Single-photon detectors, widely used in optical frequencies, have led to significant technological advances far beyond fundamental physics. Applications such as fluorescence microscopy and LIDAR are notable examples. Extending photon counting to a much broader range of frequencies has and continues to be a major goal in the community. Microwave frequencies, typically between 1 and 20 GHz, which are five orders of magnitude lower in energy, are essential in electronics and telecommunications. At cryogenic temperatures (below 100 mK), it is possible to achieve almost perfect blackness in this part of the spectrum. Thus, similar to the optical range, photon counting becomes an extremely sensitive detection method, allowing the distinction of a single photon against a quantum vacuum background, without the fundamental sensitivity limit inherent in the detection of electromagnetic field quadratures. However, the low energy of microwave photons complicates the transposition of optical technologies, which are based on the photoelectric effect and the absorption of photons by materials with an energy gap. This challenge is due to the lack of suitable materials with sufficiently low gaps to effectively respond to microwave frequencies.

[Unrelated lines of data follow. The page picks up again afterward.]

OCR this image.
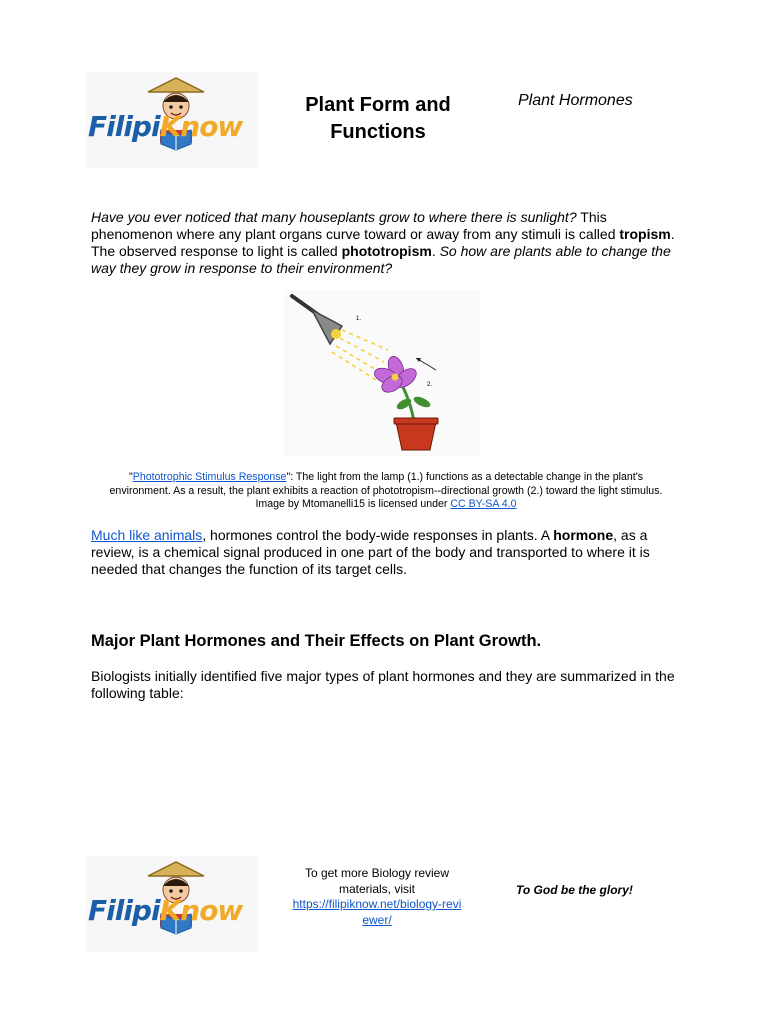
FilipiKnow
Plant Form and
Functions
Plant Hormones

Have you ever noticed that many houseplants grow to where there is sunlight? This phenomenon where any plant organs curve toward or away from any stimuli is called tropism. The observed response to light is called phototropism. So how are plants able to change the way they grow in response to their environment?

1.
2.

"Phototrophic Stimulus Response": The light from the lamp (1.) functions as a detectable change in the plant's environment. As a result, the plant exhibits a reaction of phototropism--directional growth (2.) toward the light stimulus. Image by Mtomanelli15 is licensed under CC BY-SA 4.0

Much like animals, hormones control the body-wide responses in plants. A hormone, as a review, is a chemical signal produced in one part of the body and transported to where it is needed that changes the function of its target cells.

Major Plant Hormones and Their Effects on Plant Growth.

Biologists initially identified five major types of plant hormones and they are summarized in the following table:

FilipiKnow
To get more Biology review
materials, visit
https://filipiknow.net/biology-revi
ewer/
To God be the glory!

In 2018 we developed an innovative superconducting microwave photon counting based on the principles of quantum information processing rather than on material physics. This has placed us in a comfortable position, as there have been relatively few alternative proposals for microwave photon counting since. This is likely due to the robustness and simplicity of implementing our detection scheme. Our research program remains very dynamic, as fundamentally the ultimate sensitivity of photon detection is not limited by the laws of quantum mechanics. Indeed, the lower the dark noise for a given efficiency, the better the sensitivity.
We are now working on designing a new range of detectors. Since the basic principle of our photon detection is based on quantum information processing, it is possible to add a level of error correction by introducing redundancy into the detection mechanism. Specifically, the detection principle in operation is non-destructive for the photon; the photon is simply re-emitted at a different frequency by the device. It is thus possible to cascade several devices to repeat the detection multiple times. If two detectors are cascaded, a click is recorded only if both detectors click simultaneously, which helps to eliminate the vast majority of the intrinsic dark noise of the detector but at the expense of efficiency. With three cascaded detectors, a majority vote system can improve both dark noise and efficiency simultaneously. It is important to note that this quantum cascading can be done on-chip and coherently, only moderately increasing the complexity of the chip (especially compared to processors developed for quantum computing).
Today, a two-qubit proof of principle is in the testing phase, and the results are extremely encouraging. A dark noise of 3 c/s is measured for an efficiency of 25%. Extrapolating these preliminary results, it is conceivable to achieve a sensitivity of the order of 10-23 W/√Hz. As a reminder, since the measurement time is inversely proportional to the square of the sensitivity, the two orders of magnitude gain from this research program allows for a 104 factor improvement in measurement time. This makes it possible to access new physical phenomena, for example in magnetic resonance and in the search for dark matter.